Окуджава вообще передал деду – которого видел в детстве разве что на фотографии – некоторые свои черты: умиление, сентиментальность, литературный дар, – вряд ли спившегося кутаисского чувячника посещали в 1916 году подобные прозрения; но в уповании на недоучек, оказывающихся зорче интеллигенции, внук, пожалуй, прав. А еще у Степана Окуджавы был длинный нос, унаследованный почти всеми детьми, кроме маленького упрямца Шалико, родившегося в августе 1901 года (точной даты он не указывал даже в анкетах). Булат Окуджава радовался, находя в младшем сыне, тоже Булате, непобедимые дедовские черты: он видел в этом «силу крови».

О братьях Шалвы, своих дядьях, Окуджава написал в 1961 году небольшую, не включавшуюся в поздние книжки (она появилась только в «Литературной газете») поэму «Четыре сына». Сыновья Степана Окуджавы в самом деле являли собой слишком уж наглядную иллюстрацию к истории Грузии: старший, Владимир, был анархистом, стрелял в кутаисского губернатора, был приговорен к смерти, чудом бежал из Метехской тюрьмы, переодевшись в жандарма; смог выехать в Швейцарию, жил в Цюрихе, после Февральской революции вернулся в Россию в знаменитом «ленинском поезде», и его имя есть в списках пассажиров этого поезда, опубликованных в газете Владимира Бурцева «Общее дело» еще в октябре семнадцатого. Следующий, Михаил, родившийся в 1887 году, стал большевиком, первым секретарем ЦК компартии Грузии в 1927–1929 годах; он вместе с Буду Мдивани возглавлял правую оппозицию, был сослан в 1934-м и расстрелян в 1937 году. Брат его Николай, рожденный в 1891 году, – тоже большевик, впоследствии генеральный прокурор Грузии, исключен из партии в 1927-м, арестован и отправлен в ссылку в 1934-м, расстрелян 4 марта 1939 года. Александр стал гвардейским офицером, воевал с немцами, был ранен, оказался в белой армии, через Крестовый перевал ушел в Грузию, потом вместе с меньшевиками откатился в Батум, но страну не покинул, пересидел большевистский переворот, выучился на тихого бухгалтера – и пережил высокопоставленных братьев-большевиков, его взяли в 1938 году. Младший, Шалико, в Кутаиси подпольно вступил в комсомол, при меньшевиках был арестован и выпущен, потом уехал в Москву учиться, потом работал на Урале и был расстрелян… «Четыре сына» – поэма, в которой Александр не упоминается: только большевики Владимир, Михаил, Николай – «и самый младший – мой отец». Это первый рефрен. Есть и второй – «а пока.». Он особенно значим, потому что «пока» – это двадцать первый год. Дальше все будет уже далеко не так празднично. Настоящий праздник – это еще не победа, а зреющее предчувствие ее.

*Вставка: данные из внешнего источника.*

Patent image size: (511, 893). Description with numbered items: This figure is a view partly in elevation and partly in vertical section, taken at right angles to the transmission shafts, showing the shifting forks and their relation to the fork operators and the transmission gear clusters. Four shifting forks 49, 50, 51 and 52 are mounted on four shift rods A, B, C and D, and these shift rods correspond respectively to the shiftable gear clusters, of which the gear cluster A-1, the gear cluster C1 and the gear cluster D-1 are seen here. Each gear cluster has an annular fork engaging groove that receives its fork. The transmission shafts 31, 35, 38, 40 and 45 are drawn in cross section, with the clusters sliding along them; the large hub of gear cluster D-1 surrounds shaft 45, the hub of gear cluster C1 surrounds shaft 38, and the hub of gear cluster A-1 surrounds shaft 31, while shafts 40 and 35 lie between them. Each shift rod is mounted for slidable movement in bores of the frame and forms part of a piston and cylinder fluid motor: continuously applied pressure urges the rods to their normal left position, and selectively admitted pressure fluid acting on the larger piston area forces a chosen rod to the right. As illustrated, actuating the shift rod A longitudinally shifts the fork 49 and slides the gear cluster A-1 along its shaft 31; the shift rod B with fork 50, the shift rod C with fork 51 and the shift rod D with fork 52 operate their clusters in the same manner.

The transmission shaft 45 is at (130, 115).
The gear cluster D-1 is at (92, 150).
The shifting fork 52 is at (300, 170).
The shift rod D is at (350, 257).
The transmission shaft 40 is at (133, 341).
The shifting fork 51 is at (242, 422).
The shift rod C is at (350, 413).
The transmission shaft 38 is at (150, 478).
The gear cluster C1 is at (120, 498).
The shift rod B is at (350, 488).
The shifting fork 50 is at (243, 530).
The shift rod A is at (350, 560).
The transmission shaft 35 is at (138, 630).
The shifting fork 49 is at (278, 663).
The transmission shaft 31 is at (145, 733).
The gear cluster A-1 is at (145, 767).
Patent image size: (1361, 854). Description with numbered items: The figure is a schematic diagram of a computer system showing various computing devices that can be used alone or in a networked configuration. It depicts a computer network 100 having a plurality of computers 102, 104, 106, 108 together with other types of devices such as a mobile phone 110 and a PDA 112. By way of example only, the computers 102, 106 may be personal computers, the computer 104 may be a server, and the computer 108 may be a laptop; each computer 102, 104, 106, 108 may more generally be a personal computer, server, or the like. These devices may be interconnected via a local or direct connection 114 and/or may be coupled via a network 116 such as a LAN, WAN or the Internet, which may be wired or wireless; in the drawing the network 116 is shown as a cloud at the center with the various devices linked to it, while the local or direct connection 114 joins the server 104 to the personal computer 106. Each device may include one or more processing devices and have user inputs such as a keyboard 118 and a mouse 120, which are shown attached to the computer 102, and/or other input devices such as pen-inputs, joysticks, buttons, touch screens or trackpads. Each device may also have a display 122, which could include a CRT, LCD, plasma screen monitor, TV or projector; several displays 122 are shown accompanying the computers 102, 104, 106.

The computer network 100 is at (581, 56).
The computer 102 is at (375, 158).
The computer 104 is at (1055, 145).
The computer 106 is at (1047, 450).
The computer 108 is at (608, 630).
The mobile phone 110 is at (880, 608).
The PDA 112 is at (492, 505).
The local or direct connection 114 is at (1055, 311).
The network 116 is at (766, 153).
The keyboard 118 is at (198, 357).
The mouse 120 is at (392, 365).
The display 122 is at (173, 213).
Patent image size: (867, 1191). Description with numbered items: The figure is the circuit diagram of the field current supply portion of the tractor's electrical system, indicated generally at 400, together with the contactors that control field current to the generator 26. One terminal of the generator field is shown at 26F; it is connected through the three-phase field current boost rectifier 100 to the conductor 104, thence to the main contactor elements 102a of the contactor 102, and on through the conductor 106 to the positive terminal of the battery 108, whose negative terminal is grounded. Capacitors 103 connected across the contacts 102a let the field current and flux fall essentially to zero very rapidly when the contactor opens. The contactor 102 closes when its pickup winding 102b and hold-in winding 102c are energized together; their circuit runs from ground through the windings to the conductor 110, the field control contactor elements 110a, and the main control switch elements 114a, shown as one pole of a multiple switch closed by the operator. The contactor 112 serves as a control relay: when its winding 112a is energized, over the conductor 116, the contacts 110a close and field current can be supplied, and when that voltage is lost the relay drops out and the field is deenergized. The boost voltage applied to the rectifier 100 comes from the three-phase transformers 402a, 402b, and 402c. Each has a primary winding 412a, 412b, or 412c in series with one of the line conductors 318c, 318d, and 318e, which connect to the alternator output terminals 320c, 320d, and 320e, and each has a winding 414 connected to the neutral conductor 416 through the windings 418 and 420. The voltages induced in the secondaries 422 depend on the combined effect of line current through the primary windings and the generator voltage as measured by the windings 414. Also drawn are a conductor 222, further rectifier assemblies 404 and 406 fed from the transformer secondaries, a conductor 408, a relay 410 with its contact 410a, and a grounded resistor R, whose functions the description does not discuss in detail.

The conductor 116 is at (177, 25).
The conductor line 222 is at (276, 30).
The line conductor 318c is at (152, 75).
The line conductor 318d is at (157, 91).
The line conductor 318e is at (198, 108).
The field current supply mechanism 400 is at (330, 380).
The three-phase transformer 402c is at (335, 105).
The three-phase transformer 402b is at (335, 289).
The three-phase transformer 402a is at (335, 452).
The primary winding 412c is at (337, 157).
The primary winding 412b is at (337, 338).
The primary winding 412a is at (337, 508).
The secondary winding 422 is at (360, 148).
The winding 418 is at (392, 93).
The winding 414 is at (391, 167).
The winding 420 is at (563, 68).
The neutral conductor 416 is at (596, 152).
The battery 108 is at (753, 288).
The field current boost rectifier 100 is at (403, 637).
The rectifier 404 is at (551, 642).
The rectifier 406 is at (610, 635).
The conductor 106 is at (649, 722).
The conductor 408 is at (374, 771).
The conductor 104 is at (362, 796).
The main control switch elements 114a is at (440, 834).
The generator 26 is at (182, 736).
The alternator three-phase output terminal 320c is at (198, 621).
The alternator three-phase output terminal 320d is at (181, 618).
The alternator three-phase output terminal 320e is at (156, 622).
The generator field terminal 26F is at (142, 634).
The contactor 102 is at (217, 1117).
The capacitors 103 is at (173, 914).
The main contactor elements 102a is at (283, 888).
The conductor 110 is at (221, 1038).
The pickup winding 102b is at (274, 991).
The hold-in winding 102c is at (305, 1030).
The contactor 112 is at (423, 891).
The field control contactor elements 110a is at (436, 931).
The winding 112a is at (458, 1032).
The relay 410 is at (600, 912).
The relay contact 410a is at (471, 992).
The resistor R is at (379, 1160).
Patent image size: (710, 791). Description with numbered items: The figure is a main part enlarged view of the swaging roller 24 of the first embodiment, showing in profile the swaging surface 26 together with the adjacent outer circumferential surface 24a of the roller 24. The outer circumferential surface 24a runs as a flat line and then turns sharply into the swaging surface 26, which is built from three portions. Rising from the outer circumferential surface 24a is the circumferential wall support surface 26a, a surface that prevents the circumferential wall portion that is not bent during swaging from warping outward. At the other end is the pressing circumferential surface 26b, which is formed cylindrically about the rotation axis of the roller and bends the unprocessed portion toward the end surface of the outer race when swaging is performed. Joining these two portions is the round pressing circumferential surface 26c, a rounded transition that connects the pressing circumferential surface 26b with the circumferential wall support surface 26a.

Никто не спит. Никто. До сна ли?

Все начеку. Судьба к судьбе.

Четыре сына – в Арсенале.

Четыре сына – в Дидубе.

В Нахаловке – четыре сына.

И бой часов, как стук сердец…

Четыре сына – это сила,

и самый младший – мой отец.

Речь в поэме идет о кануне большевистского переворота в Грузии, о ночи с 24 на 25 февраля 1921 года. В эту ночь 11-я армия под командованием Анатолия Геккера (уроженца Тифлиса, сына военного врача) вошла в Тифлис, восстановив взорванный грузинскими войсками Пойлинский мост через Алгети. В ревком, обратившийся к Ленину с просьбой о помощи, входили большевики Филипп Махарадзе, Буду Мдивани, Серго Кавтарадзе, Котэ Цинцадзе, Михаил Окуджава. Правительство Ноя Жордания бежало в Кутаиси, после чего сопротивление фактически прекратилось. Часть современных грузинских – и не только – историков считает, что это был не большевистский переворот, а прямая оккупация Грузии Россией; комментировать эту национал-конспирологию мы не будем, отметим лишь, что Окуджаве и при жизни доставалось за дядьев. «Они привели русских» – такое он слышал от грузинской интеллигенции, часть которой не могла ему простить слишком явной ориентации на русский язык и русскую культуру.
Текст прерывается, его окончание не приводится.